Lo fisso inizialmente con un sopracciglio inarcato, ma dinnanzi all'insistenza del vecchio – consistente nello squadrarmi da capo a piedi con uno sguardo realmente inquietante – annuisco il più velocemente possibile.
Abby pare notevolmente divertita dalla situazione che si è creata. Se ne sta in disparte, tenendo una mano davanti alla bocca per occultare dietro ad essa un risolino di puro divertimento. Io invece non mi diverto minimamente, sul serio. “E' possibile che pure il portinaio debba farmi la predica sulla sicurezza di mia sorella?” .

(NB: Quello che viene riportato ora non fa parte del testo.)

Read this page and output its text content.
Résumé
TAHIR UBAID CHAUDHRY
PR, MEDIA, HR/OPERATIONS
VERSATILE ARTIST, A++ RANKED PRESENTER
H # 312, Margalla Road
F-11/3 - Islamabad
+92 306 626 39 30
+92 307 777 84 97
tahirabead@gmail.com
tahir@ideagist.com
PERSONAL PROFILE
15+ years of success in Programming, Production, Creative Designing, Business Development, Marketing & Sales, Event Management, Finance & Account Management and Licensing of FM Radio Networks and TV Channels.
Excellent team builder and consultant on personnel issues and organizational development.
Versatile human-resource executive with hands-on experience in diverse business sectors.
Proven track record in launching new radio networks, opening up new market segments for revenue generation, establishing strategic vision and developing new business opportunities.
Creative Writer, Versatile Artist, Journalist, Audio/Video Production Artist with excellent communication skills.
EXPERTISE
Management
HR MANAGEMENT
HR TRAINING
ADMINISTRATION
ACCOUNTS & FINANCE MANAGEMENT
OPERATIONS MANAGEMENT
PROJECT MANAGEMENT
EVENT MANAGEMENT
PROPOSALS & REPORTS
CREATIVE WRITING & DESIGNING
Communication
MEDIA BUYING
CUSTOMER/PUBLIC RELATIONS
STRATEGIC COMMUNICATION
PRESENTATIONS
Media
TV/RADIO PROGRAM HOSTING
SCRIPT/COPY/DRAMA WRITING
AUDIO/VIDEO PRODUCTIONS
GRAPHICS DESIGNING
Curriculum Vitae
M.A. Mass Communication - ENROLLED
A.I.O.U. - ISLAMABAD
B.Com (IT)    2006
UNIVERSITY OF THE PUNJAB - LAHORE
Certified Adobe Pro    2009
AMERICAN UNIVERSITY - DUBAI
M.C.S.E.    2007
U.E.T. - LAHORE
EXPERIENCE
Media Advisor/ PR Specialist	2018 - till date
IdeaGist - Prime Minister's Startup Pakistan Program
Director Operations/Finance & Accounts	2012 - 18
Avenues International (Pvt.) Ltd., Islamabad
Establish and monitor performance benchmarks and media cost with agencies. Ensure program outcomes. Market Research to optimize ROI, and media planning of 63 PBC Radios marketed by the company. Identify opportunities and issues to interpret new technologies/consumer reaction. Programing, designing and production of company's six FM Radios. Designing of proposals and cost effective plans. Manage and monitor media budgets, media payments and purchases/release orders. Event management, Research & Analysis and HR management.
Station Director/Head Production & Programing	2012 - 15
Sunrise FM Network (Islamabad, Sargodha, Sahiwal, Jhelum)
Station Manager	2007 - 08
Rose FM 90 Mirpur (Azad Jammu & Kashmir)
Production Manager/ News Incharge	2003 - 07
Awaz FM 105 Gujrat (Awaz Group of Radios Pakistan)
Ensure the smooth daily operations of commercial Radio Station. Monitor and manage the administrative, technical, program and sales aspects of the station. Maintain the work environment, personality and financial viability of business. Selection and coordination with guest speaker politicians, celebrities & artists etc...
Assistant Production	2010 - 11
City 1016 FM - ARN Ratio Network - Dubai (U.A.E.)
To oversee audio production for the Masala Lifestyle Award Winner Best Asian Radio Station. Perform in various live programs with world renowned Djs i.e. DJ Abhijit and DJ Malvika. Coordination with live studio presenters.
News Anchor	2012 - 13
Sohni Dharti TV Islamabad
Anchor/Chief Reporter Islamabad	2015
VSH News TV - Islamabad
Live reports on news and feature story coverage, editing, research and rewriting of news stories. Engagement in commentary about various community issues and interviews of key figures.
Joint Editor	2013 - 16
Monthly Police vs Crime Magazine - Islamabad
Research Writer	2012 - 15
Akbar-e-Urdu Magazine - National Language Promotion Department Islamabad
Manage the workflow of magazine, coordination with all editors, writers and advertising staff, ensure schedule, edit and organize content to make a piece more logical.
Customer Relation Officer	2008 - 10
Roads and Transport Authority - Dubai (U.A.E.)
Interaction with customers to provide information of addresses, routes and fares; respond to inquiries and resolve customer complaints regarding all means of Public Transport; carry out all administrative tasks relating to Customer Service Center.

Dopo aver ottenuto quindi il mio consenso, l'uomo finalmente si allontana. Ed io inizio a respirare regolarmente. Ha un qualcosa di negativo quel tipo.
Anthony, prima di congedarsi, saluta con fare più ''normale'' mia sorella, e a me rivolge un rapido cenno con il capo che io ricambio rapidamente senza pensarci più di tanto. E quando lascia la cella privata, sospiro con fare teatrale. “Finalmente se ne va!” .
«E' un po inquietante quell'uomo» affermo poco dopo, prendendo al volo le chiavi della macchina che mia sorella – poco galantemente – mi lancia.
«Starà solo seguendo qualche ordine impartitogli da Christian, ne sono sicura» replica mia sorella salendo a bordo dell'auto. La imito anche io e salgo al posto del conducente, per poi mettere in moto la macchina ed accendere subito i riscaldamenti. "Ah, che bella sensazione".
Fa decisamente fin troppo freddo fuori dalle mura dell'appartamento in cui vive mia sorella.
Esco con cura la macchina dal posto in cui era parcheggiata e mi avvio verso l'uscita del garage, aspettando qualche secondo in più, prima di uscire, per permettere alle porte di aprirsi.
Tutto sommato fuori è una bella giornata. Nevosa, aggiungerei.
Fortunatamente oggi – dopo quasi ventiquattro ore di neve senza sosta - non nevica più, ma gli spazzaneve sono comunque perennemente in azione per cospargere grosse quantità di sale sull'asfalto e spazzare via quel po' di neve che in maniera ostinata rimane lungo la corsia. Da parte mia guido anche ad una velocità abbastanza sicura, pensando mentalmente che se Christian fosse qui – forse, con scarse probabilità di avveramento – qualche complimentino me lo avrebbe fatto.
L'auto invece non mi dà alcun tipo di problema. Il motore fa le fusa come un ubbidiente gattino, e nel complesso mi viene molto semplice guidarla.
Abby – esaurimento dato dalla preoccupazione di non riuscire ad organizzare un perfetto pranzo natalizio a parte – sembra molto serena nel complesso.
Dopo il baby shower organizzato ieri sera in suo onore, credevo che il suo umore sarebbe tornato nuovamente su. Invece lei, tanto per caricarsi di ulteriore stress, si è già messa in testa di organizzare questo pranzo con i nostri familiari, iniziando perciò a scervellarsi per portare a termine ogni preparativo.
Ora è seduta comodamente nel posto del passeggero, e tiene continuamente lo sguardo fisso fuori dal finestrino. Immersa forse nei suoi pensieri, ma comunque visibilmente serena.
Ogni tanto controlla il cellulare, come se aspettasse una chiamata o un messaggio importante, ma quando constata di non aver ricevuto nulla, subito si cala nuovamente nei panni da ragazza tranquilla e riporta lo sguardo fuori dall'auto.
Io invece, per smorzare il silenzio a cui non sono mai stato abituato, accendo la radio e mi sintonizzo su un canale locale che dà di continuo, senza sosta, canzoni di ogni genere.
Al momento danno I Really Like You di Carly Rae Jepsen. Abby si illumina di scatto e batte felice le mani. «Potresti alzare un po il volume?» mi chiede.
«Certo» sorrido aumentando un po' di più il volume.
Inizia a canticchiare in modo divertente la canzone, portandomi più volte a spostare la mia concentrazione dalla strada a lei. È veramente uno spasso.